I am slightly surprised, but nevertheless delighted, that this site appears to rank No. 1 for search terms surrounding ‘Divide and Rule’. I am surprised because ‘Divide and Rule’ is such a widespread cliché and it appears almost everywhere in casual writing about Indian history. So why here? I have only mentioned it in one article. But I am most surprised because I have long considered the whole ‘Divide and Rule’ explanation within Indian history as a broad myth, adopted for modern convenience by several sections of the Indian public and intelligentsia. My view is then, perforce, a minority opinion. If more people come here to read about it, then surprise must yield to frank astonishment.

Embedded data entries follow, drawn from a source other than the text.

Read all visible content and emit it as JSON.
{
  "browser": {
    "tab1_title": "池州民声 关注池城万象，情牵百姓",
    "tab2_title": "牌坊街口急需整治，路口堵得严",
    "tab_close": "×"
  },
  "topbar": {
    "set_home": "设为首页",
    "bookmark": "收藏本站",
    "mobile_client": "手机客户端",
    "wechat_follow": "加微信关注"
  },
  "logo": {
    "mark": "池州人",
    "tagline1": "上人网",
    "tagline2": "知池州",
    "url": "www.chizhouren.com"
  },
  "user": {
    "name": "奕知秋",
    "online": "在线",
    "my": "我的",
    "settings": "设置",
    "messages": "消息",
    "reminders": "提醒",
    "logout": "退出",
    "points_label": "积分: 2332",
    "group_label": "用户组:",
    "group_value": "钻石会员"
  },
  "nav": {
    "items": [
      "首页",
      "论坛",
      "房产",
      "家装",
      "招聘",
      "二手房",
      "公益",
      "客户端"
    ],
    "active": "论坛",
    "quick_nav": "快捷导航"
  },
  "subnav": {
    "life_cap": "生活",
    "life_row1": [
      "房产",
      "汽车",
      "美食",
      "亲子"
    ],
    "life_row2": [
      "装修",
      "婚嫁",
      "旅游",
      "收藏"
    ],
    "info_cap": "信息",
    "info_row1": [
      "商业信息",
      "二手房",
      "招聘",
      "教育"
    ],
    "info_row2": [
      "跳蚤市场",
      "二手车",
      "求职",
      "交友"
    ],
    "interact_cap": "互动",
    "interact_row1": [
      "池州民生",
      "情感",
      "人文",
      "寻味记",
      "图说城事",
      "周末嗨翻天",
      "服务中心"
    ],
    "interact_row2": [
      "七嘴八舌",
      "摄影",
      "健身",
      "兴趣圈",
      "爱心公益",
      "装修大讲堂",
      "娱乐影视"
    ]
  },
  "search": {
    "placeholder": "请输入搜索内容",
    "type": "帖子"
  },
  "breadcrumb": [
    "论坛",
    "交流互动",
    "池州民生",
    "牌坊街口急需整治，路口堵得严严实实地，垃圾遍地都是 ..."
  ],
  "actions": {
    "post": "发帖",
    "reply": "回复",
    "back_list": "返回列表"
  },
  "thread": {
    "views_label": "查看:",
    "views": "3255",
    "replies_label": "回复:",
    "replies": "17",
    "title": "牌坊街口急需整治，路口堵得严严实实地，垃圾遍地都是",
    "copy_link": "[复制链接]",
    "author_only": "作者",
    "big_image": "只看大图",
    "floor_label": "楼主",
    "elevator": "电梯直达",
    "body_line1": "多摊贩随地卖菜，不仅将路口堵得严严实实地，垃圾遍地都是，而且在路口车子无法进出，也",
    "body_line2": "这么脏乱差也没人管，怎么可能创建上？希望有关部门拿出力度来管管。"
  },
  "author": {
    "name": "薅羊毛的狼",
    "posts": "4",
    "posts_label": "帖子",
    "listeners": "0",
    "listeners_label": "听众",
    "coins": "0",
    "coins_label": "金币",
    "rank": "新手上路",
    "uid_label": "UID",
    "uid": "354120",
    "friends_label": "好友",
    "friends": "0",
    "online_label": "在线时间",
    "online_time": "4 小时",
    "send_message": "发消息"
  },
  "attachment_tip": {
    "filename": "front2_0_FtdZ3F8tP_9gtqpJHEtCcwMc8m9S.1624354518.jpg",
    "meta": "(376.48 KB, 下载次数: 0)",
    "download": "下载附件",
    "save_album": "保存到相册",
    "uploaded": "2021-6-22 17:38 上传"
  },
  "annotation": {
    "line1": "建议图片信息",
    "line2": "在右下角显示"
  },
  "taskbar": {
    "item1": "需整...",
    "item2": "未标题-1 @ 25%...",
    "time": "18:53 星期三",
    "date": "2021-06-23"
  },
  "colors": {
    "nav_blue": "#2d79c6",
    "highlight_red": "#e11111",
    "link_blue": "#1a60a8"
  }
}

This discovery has led me to look at some of the other material across the web on this subject, and further surprises awaited. I found two serious articles, written coherently and with accurate supporting detail, also arguing that the supposed British policy of Divide and Rule is/was a myth. One, here, takes a Muslim point of view, and maintains that belief in a supposed Divide and Rule policy serves to discredit the reality of the demand for Pakistan, and underplays the degree of Hindu/Congress intransigence about concessions to minorities. Another, here, is written from an Indian nationalist stance and does not seem to support any obvious agenda, despite appearing in a publication that supports right wing Hindu opinion.

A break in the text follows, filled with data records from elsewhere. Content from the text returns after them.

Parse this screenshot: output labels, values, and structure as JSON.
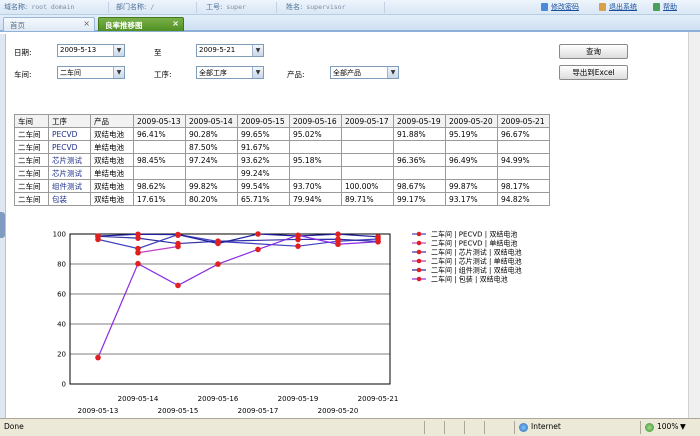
{
  "userbar": {
    "domain_label": "域名称:",
    "domain_value": "root domain",
    "dept_label": "部门名称:",
    "dept_value": "/",
    "empno_label": "工号:",
    "empno_value": "super",
    "name_label": "姓名:",
    "name_value": "supervisor",
    "change_pwd": "修改密码",
    "logout": "退出系统",
    "help": "帮助"
  },
  "tabs": [
    {
      "label": "首页",
      "close": "×"
    },
    {
      "label": "良率推移图",
      "close": "×"
    }
  ],
  "filters": {
    "date_label": "日期:",
    "date_from": "2009-5-13",
    "to_label": "至",
    "date_to": "2009-5-21",
    "workshop_label": "车间:",
    "workshop_value": "二车间",
    "process_label": "工序:",
    "process_value": "全部工序",
    "product_label": "产品:",
    "product_value": "全部产品",
    "query_button": "查询",
    "export_button": "导出到Excel"
  },
  "table": {
    "headers": [
      "车间",
      "工序",
      "产品",
      "2009-05-13",
      "2009-05-14",
      "2009-05-15",
      "2009-05-16",
      "2009-05-17",
      "2009-05-19",
      "2009-05-20",
      "2009-05-21"
    ],
    "rows": [
      [
        "二车间",
        "PECVD",
        "双结电池",
        "96.41%",
        "90.28%",
        "99.65%",
        "95.02%",
        "",
        "91.88%",
        "95.19%",
        "96.67%"
      ],
      [
        "二车间",
        "PECVD",
        "单结电池",
        "",
        "87.50%",
        "91.67%",
        "",
        "",
        "",
        "",
        ""
      ],
      [
        "二车间",
        "芯片测试",
        "双结电池",
        "98.45%",
        "97.24%",
        "93.62%",
        "95.18%",
        "",
        "96.36%",
        "96.49%",
        "94.99%"
      ],
      [
        "二车间",
        "芯片测试",
        "单结电池",
        "",
        "",
        "99.24%",
        "",
        "",
        "",
        "",
        ""
      ],
      [
        "二车间",
        "组件测试",
        "双结电池",
        "98.62%",
        "99.82%",
        "99.54%",
        "93.70%",
        "100.00%",
        "98.67%",
        "99.87%",
        "98.17%"
      ],
      [
        "二车间",
        "包装",
        "双结电池",
        "17.61%",
        "80.20%",
        "65.71%",
        "79.94%",
        "89.71%",
        "99.17%",
        "93.17%",
        "94.82%"
      ]
    ]
  },
  "chart_data": {
    "type": "line",
    "x_upper": [
      "2009-05-14",
      "2009-05-16",
      "2009-05-19",
      "2009-05-21"
    ],
    "x_lower": [
      "2009-05-13",
      "2009-05-15",
      "2009-05-17",
      "2009-05-20"
    ],
    "categories": [
      "2009-05-13",
      "2009-05-14",
      "2009-05-15",
      "2009-05-16",
      "2009-05-17",
      "2009-05-19",
      "2009-05-20",
      "2009-05-21"
    ],
    "ylim": [
      0,
      100
    ],
    "yticks": [
      0,
      20,
      40,
      60,
      80,
      100
    ],
    "grid": true,
    "legend_position": "right",
    "series": [
      {
        "name": "二车间 | PECVD | 双结电池",
        "color": "#4040c0",
        "values": [
          96.41,
          90.28,
          99.65,
          95.02,
          null,
          91.88,
          95.19,
          96.67
        ]
      },
      {
        "name": "二车间 | PECVD | 单结电池",
        "color": "#c040c0",
        "values": [
          null,
          87.5,
          91.67,
          null,
          null,
          null,
          null,
          null
        ]
      },
      {
        "name": "二车间 | 芯片测试 | 双结电池",
        "color": "#3030a8",
        "values": [
          98.45,
          97.24,
          93.62,
          95.18,
          null,
          96.36,
          96.49,
          94.99
        ]
      },
      {
        "name": "二车间 | 芯片测试 | 单结电池",
        "color": "#b030b0",
        "values": [
          null,
          null,
          99.24,
          null,
          null,
          null,
          null,
          null
        ]
      },
      {
        "name": "二车间 | 组件测试 | 双结电池",
        "color": "#2020a0",
        "values": [
          98.62,
          99.82,
          99.54,
          93.7,
          100.0,
          98.67,
          99.87,
          98.17
        ]
      },
      {
        "name": "二车间 | 包装 | 双结电池",
        "color": "#8a2be2",
        "values": [
          17.61,
          80.2,
          65.71,
          79.94,
          89.71,
          99.17,
          93.17,
          94.82
        ]
      }
    ],
    "marker_color": "#e02020"
  },
  "statusbar": {
    "done": "Done",
    "zone": "Internet",
    "zoom": "100%"
  }
}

My own chief objections to the Divide and Rule idea is that it ignores all the relevant information against the existence of such a policy and invents a good deal of the evidence used to support its alleged reality. It is a simple imputation of malice against the British, in a rather unrealistic way. Why? My guess is that it is simply to mask the chief weakness of the Indian National Congress’s campaign for independence, which was a pervasive lack of unity among the population of India. This lack of (political) unity was actually a long term factor, which originally aided the British intruders, and remained a debilitating weakness in all attempts to be rid of British rule.

It is a straightforwardly political historical point of view, closely allied to Congress ideology and interests. It comes freighted with the idea that India has always been a unified entity, and that the arrival of the British destroyed this. Two myths right there, in a row. A valid counter-argument might be that when the British finally left, various strands of disunity remained, and did not disappear, as the main Congress ideologues had promised. But here the self-perpetuating ability of conspiracy theories comes to the fore. Of course the division was so effectively done that it has proved irreparable, and the fact that various divisions still persist is conclusive proof that the original policy not only existed but was brilliantly effective.

Crediting one’s enemies with superhuman powers often goes along with ascribing inhuman vices to them too, but neither is ever a very credible approach, and both risk producing potentially damaging consequences among those willing to believe them. Impotence is the most obvious, but an inability to see plain realities is another.

At another level, Divide and Rule sloganeering might be countered by saying that the degree of unity in pre-colonial India has always been greatly exaggerated for political reasons, and that this often coincides with a similar willingness to exaggerate the degree of division in contemporary India. As such the Divide and Rule myth looks rather like an unfortunate amalgam of misplaced historical national consciousness coupled with populist pessimism about modern India. Both seem quite unwarranted, and surely neither can be of any real help to Indians today.